Mar 18, 2024 03:09 AM EDT

President Joe Biden's recent unveiling of his budget proposal, titled "General Explanations of the Administration's Fiscal Year 2025 Revenue Proposals," could significantly reduce the wealth your heirs will get. 

WASHINGTON, DC - OCTOBER 31: U.S. President Joe Biden delivers remarks on oil company profits in the Roosevelt Room of the White House on October 31, 2022 in Washington, DC.
(Photo : Drew Angerer/Getty Images)

How Can Joe Biden's 2025 Budget Proposal Reduce the Wealth Given to Heirs?

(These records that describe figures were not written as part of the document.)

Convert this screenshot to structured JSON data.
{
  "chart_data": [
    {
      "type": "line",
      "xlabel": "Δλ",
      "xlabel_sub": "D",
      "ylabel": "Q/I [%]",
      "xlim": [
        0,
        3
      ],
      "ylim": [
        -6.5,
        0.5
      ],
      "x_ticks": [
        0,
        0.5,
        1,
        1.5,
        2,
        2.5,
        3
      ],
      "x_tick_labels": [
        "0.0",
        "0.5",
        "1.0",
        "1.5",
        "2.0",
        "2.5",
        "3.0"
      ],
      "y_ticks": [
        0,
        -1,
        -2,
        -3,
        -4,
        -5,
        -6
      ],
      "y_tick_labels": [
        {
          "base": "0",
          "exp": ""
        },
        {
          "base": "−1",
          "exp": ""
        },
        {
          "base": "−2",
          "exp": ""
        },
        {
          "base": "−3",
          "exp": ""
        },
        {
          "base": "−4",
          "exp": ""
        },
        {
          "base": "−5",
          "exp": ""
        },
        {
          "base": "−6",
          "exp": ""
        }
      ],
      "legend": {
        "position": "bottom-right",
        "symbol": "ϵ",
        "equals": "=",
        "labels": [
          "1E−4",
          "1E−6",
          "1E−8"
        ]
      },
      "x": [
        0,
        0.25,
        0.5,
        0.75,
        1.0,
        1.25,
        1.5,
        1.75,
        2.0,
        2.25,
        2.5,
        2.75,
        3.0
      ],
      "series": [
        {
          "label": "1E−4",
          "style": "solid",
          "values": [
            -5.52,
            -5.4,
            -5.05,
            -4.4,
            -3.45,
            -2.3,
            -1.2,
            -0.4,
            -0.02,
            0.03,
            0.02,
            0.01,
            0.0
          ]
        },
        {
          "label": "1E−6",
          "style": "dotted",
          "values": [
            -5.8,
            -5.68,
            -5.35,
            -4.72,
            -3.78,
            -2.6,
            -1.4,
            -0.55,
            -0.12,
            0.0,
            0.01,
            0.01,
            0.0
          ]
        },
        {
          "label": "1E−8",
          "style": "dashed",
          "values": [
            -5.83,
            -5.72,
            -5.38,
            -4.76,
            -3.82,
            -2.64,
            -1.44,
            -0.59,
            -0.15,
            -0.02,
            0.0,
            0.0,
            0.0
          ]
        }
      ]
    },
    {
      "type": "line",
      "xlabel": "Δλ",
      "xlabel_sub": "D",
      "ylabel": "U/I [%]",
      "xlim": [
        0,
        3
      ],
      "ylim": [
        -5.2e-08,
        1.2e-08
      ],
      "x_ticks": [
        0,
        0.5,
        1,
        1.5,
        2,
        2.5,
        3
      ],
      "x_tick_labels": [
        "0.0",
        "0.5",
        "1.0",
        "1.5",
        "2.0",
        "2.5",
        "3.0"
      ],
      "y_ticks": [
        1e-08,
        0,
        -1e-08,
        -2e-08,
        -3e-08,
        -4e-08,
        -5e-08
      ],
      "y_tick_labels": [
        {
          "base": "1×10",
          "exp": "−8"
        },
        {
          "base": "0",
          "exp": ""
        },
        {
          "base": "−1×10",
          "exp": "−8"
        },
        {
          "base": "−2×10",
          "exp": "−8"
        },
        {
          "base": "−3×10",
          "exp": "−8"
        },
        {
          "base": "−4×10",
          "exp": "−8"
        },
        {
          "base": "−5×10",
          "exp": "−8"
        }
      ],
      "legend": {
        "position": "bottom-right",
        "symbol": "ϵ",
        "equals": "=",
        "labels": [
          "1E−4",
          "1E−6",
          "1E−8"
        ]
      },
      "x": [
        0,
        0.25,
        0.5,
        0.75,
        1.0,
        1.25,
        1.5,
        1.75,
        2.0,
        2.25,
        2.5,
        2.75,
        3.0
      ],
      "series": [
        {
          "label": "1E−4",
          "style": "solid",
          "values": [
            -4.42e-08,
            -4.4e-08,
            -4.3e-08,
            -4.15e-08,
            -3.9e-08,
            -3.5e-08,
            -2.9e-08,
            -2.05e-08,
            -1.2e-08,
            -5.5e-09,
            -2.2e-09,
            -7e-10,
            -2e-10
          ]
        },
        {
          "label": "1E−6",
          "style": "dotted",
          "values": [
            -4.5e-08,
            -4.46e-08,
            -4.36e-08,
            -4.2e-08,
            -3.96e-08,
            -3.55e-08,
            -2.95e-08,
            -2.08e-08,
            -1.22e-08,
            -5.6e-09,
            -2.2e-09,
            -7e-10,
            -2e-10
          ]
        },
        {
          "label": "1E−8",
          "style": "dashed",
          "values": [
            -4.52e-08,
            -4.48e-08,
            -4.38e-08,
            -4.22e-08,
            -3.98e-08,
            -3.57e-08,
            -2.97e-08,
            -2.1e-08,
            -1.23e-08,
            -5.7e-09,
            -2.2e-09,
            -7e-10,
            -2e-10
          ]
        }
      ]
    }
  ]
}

According to Forbes, even if a fraction of this proposal is enacted, it could result in significant alterations to the taxation of the wealthiest Americans and could diminish the amount of wealth that can be passed down to future generations. 

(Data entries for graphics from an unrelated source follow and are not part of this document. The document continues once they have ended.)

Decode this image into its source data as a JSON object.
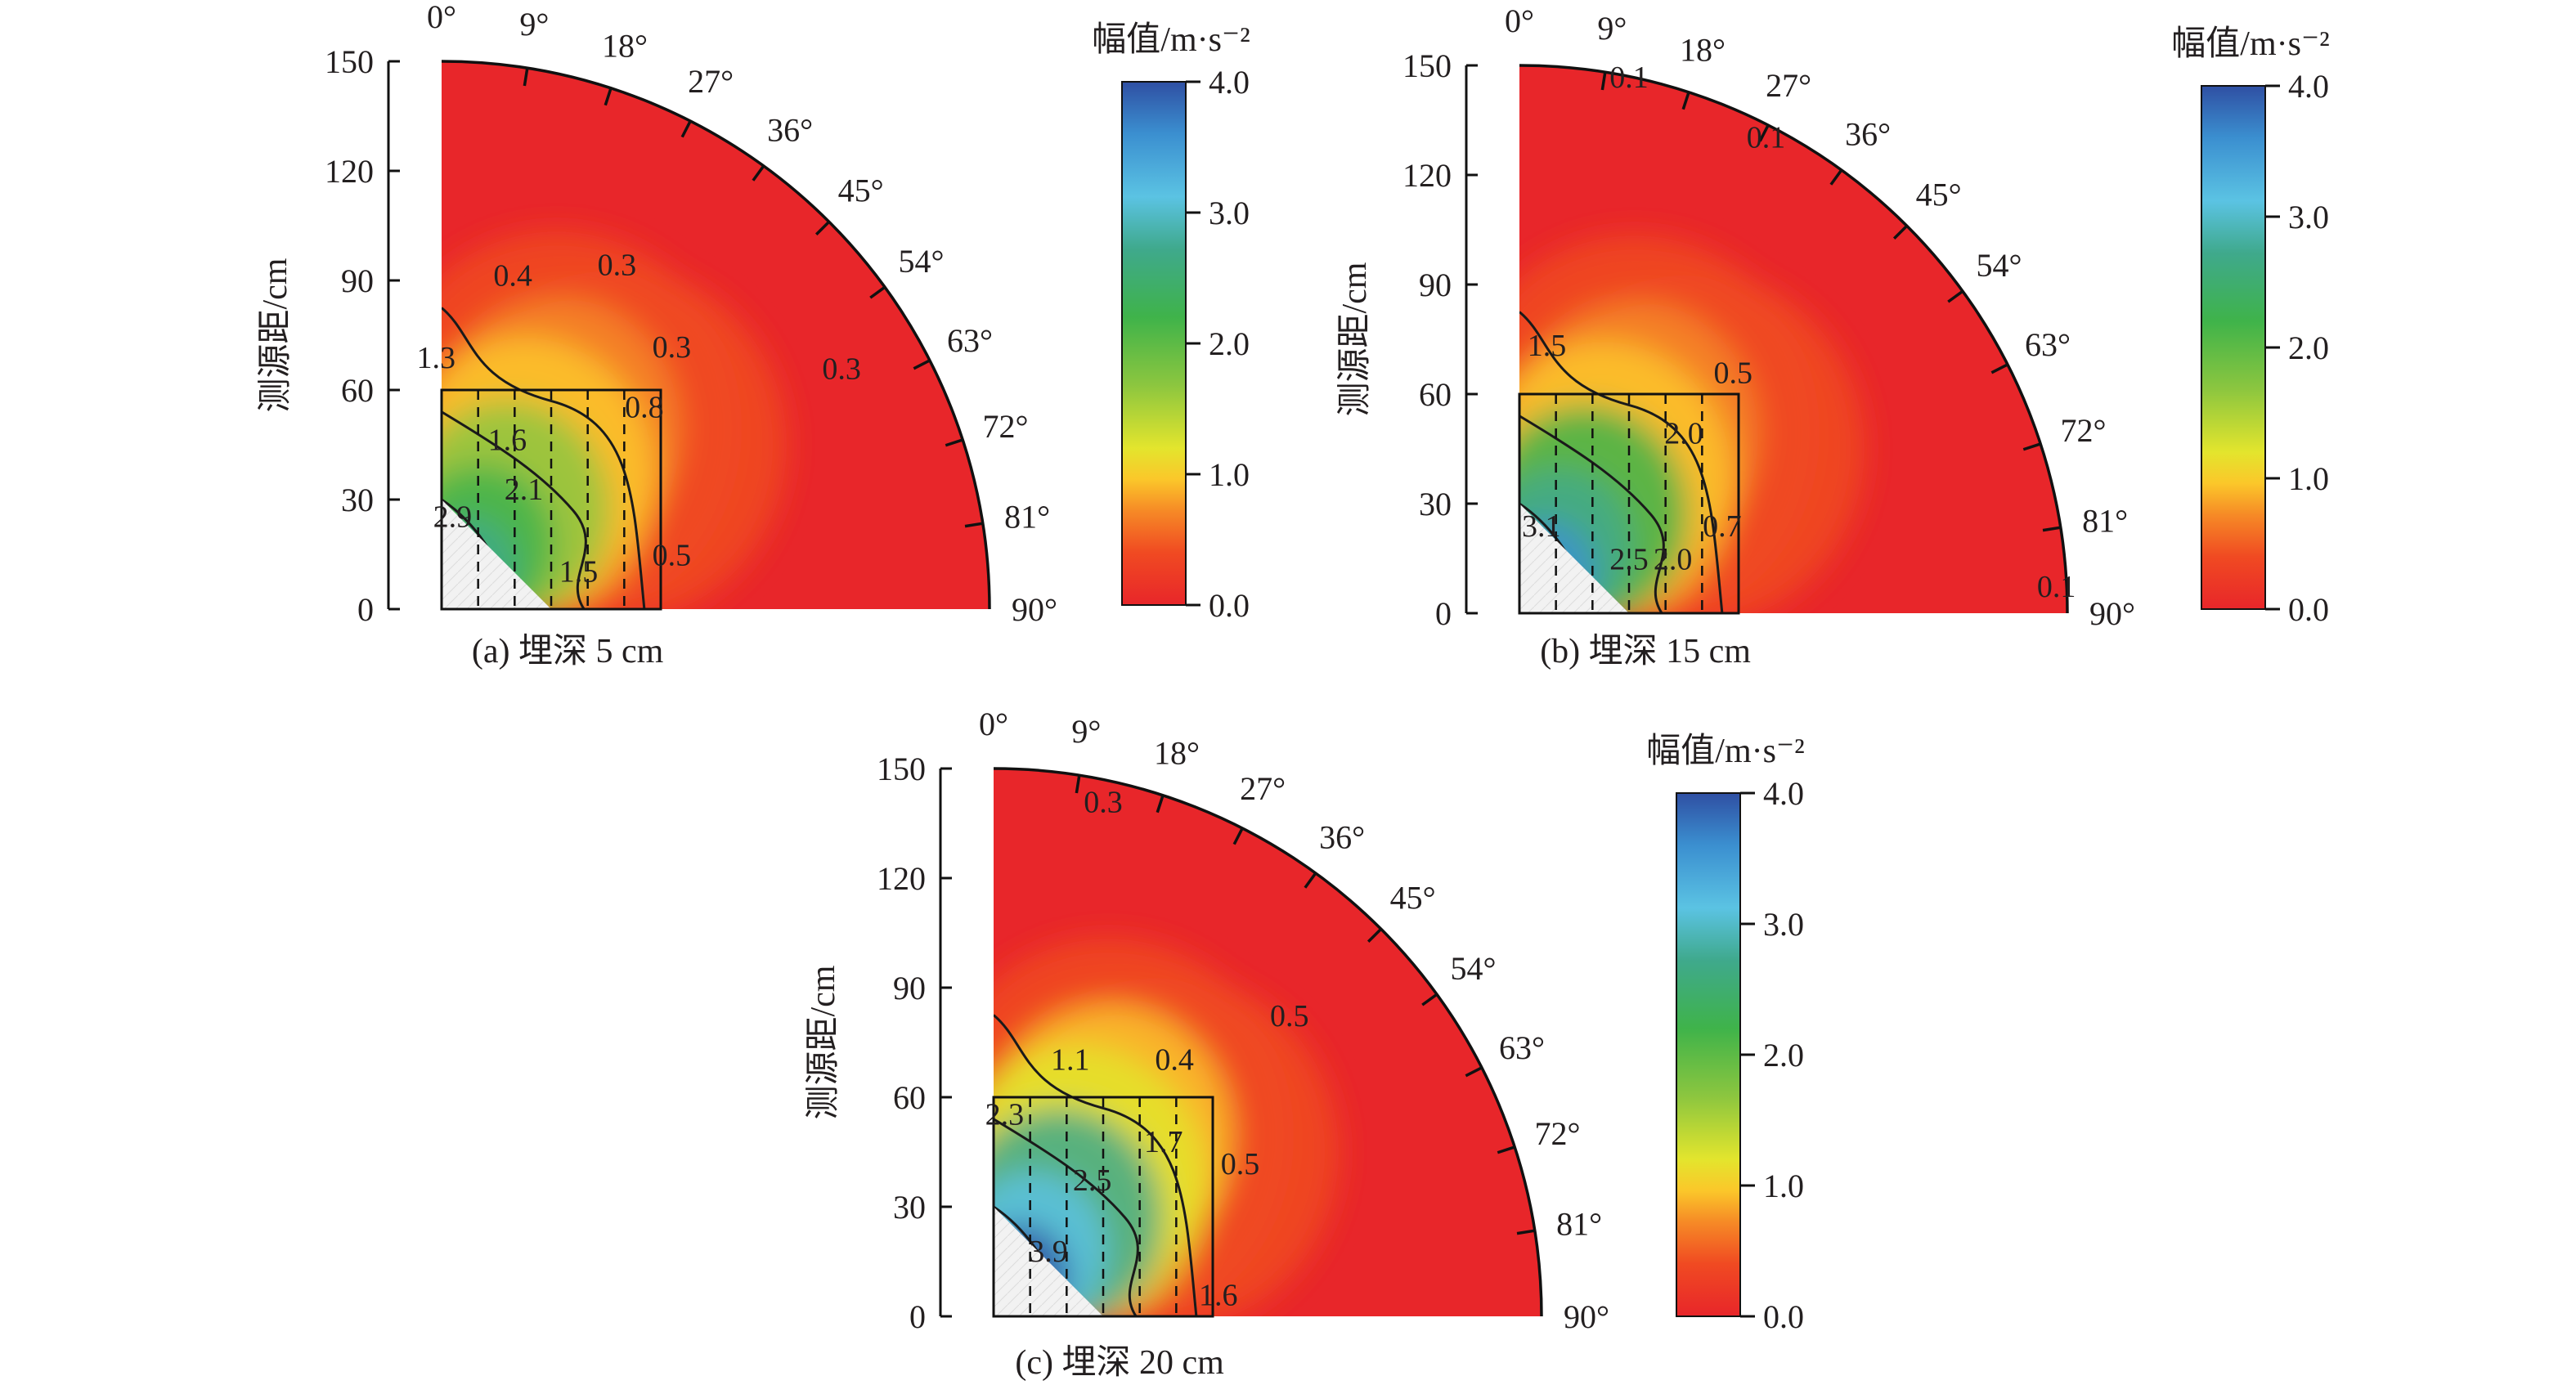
{
  "figure": {
    "ylabel": "测源距/cm",
    "angle_ticks": [
      "0°",
      "9°",
      "18°",
      "27°",
      "36°",
      "45°",
      "54°",
      "63°",
      "72°",
      "81°",
      "90°"
    ],
    "r_ticks": [
      "0",
      "30",
      "60",
      "90",
      "120",
      "150"
    ],
    "colors": {
      "stops": [
        "#e8262a",
        "#f04a22",
        "#f68a26",
        "#fbc72a",
        "#e3e52d",
        "#8cc63f",
        "#3fb34a",
        "#3fa98c",
        "#5bc3e3",
        "#3b8fd0",
        "#2f4fa3"
      ]
    }
  },
  "chart_data": [
    {
      "type": "heatmap",
      "panel": "a",
      "caption": "(a) 埋深 5 cm",
      "colorbar": {
        "title": "幅值/m·s⁻²",
        "ticks": [
          "0.0",
          "1.0",
          "2.0",
          "3.0",
          "4.0"
        ],
        "range": [
          0,
          4
        ]
      },
      "r_range": [
        0,
        150
      ],
      "angle_range": [
        0,
        90
      ],
      "contour_labels": [
        "0.4",
        "0.3",
        "1.3",
        "0.3",
        "0.3",
        "1.6",
        "0.8",
        "2.1",
        "2.9",
        "1.5",
        "0.5"
      ]
    },
    {
      "type": "heatmap",
      "panel": "b",
      "caption": "(b) 埋深 15 cm",
      "colorbar": {
        "title": "幅值/m·s⁻²",
        "ticks": [
          "0.0",
          "1.0",
          "2.0",
          "3.0",
          "4.0"
        ],
        "range": [
          0,
          4
        ]
      },
      "r_range": [
        0,
        150
      ],
      "angle_range": [
        0,
        90
      ],
      "contour_labels": [
        "0.1",
        "0.1",
        "1.5",
        "0.5",
        "2.0",
        "3.1",
        "2.5",
        "2.0",
        "0.7",
        "0.1"
      ]
    },
    {
      "type": "heatmap",
      "panel": "c",
      "caption": "(c) 埋深 20 cm",
      "colorbar": {
        "title": "幅值/m·s⁻²",
        "ticks": [
          "0.0",
          "1.0",
          "2.0",
          "3.0",
          "4.0"
        ],
        "range": [
          0,
          4
        ]
      },
      "r_range": [
        0,
        150
      ],
      "angle_range": [
        0,
        90
      ],
      "contour_labels": [
        "0.3",
        "0.5",
        "1.1",
        "0.4",
        "2.3",
        "2.5",
        "1.7",
        "0.5",
        "3.9",
        "1.6"
      ]
    }
  ]
}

During his recent State of the Union address, Joe Biden vowed to increase the taxes of big corporations and wealthy Americans.

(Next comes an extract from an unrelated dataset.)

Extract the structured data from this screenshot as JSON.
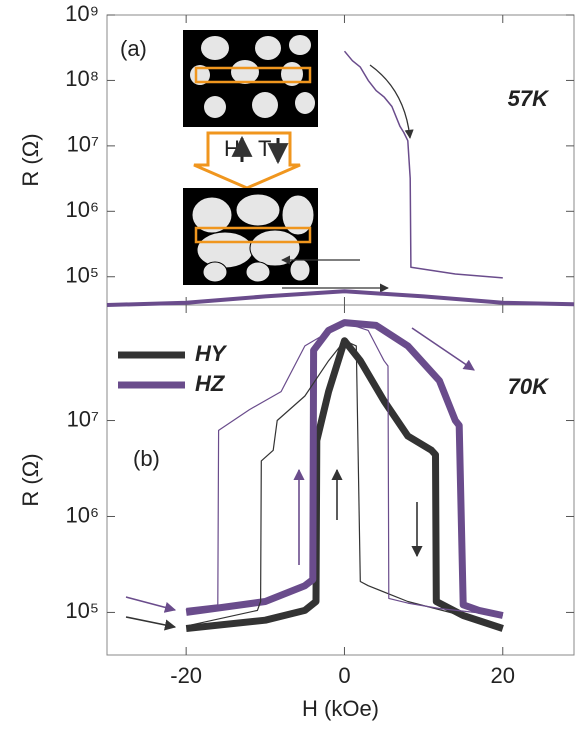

Forbes reported that while the outcome of congressional negotiations remains uncertain, many of the provisions in Biden's proposal that could profoundly impact wealth distribution and tax planning strategies are becoming effective after December 31. 

The proposed tax changes could reportedly limit many common wealth transfer strategies, making it imperative for individuals seeking to preserve and transfer wealth to plan accordingly. 

For example, Biden's proposal would now tax a transfer property by gift or death, but there would be a $5 million exclusion from this gain, so it would only affect wealthier taxpayers. 

Under the new proposal, Forbes reported that contributions or gifts to and distributions from any irrevocable trust would also be deemed income tax recognition events, and the overall tax burden for wealthy individuals on death could also be dramatically increased.

Forbes warned that the proposal could result in a bigger taxable estate than under the current law. An individual would also be allowed to only give away $18,000 to as many people each year, or you could gift $360,000 yearly if you have 20 heirs. Based on this annual exclusion, you and your spouse can also gift up to $720,000.

How the Upcoming US Elections Could Affect Taxation Policies

According to Forbes, depending on the results, there could be vastly different approaches to taxation policies. Should President Donald Trump secure a second term and control both the House and Senate, there may be efforts to extend tax breaks for the wealthy and repeal the estate tax. 

However, if Joe Biden secures a second term and gains control of Congress, he may push for the implementation of the proposed tax changes to address wealth inequality and fund social programs.

READ NEXT: Joe Biden Keeps Donald Trump's China Tariffs Despite Clashing on Many Policy Issues: Here's Why 

Wait and See? 

Forbes emphasized the importance of planning amid this uncertainty, urging individuals to consider creating a grantor, establishing trusts, and making gifts to them before the year ends. The outlet also noted that preserving reasonable access to trust assets is vital if you transfer massive wealth to one or more trusts. 

Instead of just setting up a trust for your descendants, Forbes recommends naming your spouse a beneficiary as well, which may still facilitate your achieving estate tax planning and asset protection goals while retaining more access. However, the outlet also advised against taking proactive steps that might later be regretted if the estate tax is repealed.

It also suggested carefully weighing in on whether you should do anything if you are uncomfortable transferring significant wealth to irrevocable trusts and would only consider doing it if the Biden tax proposals are enacted.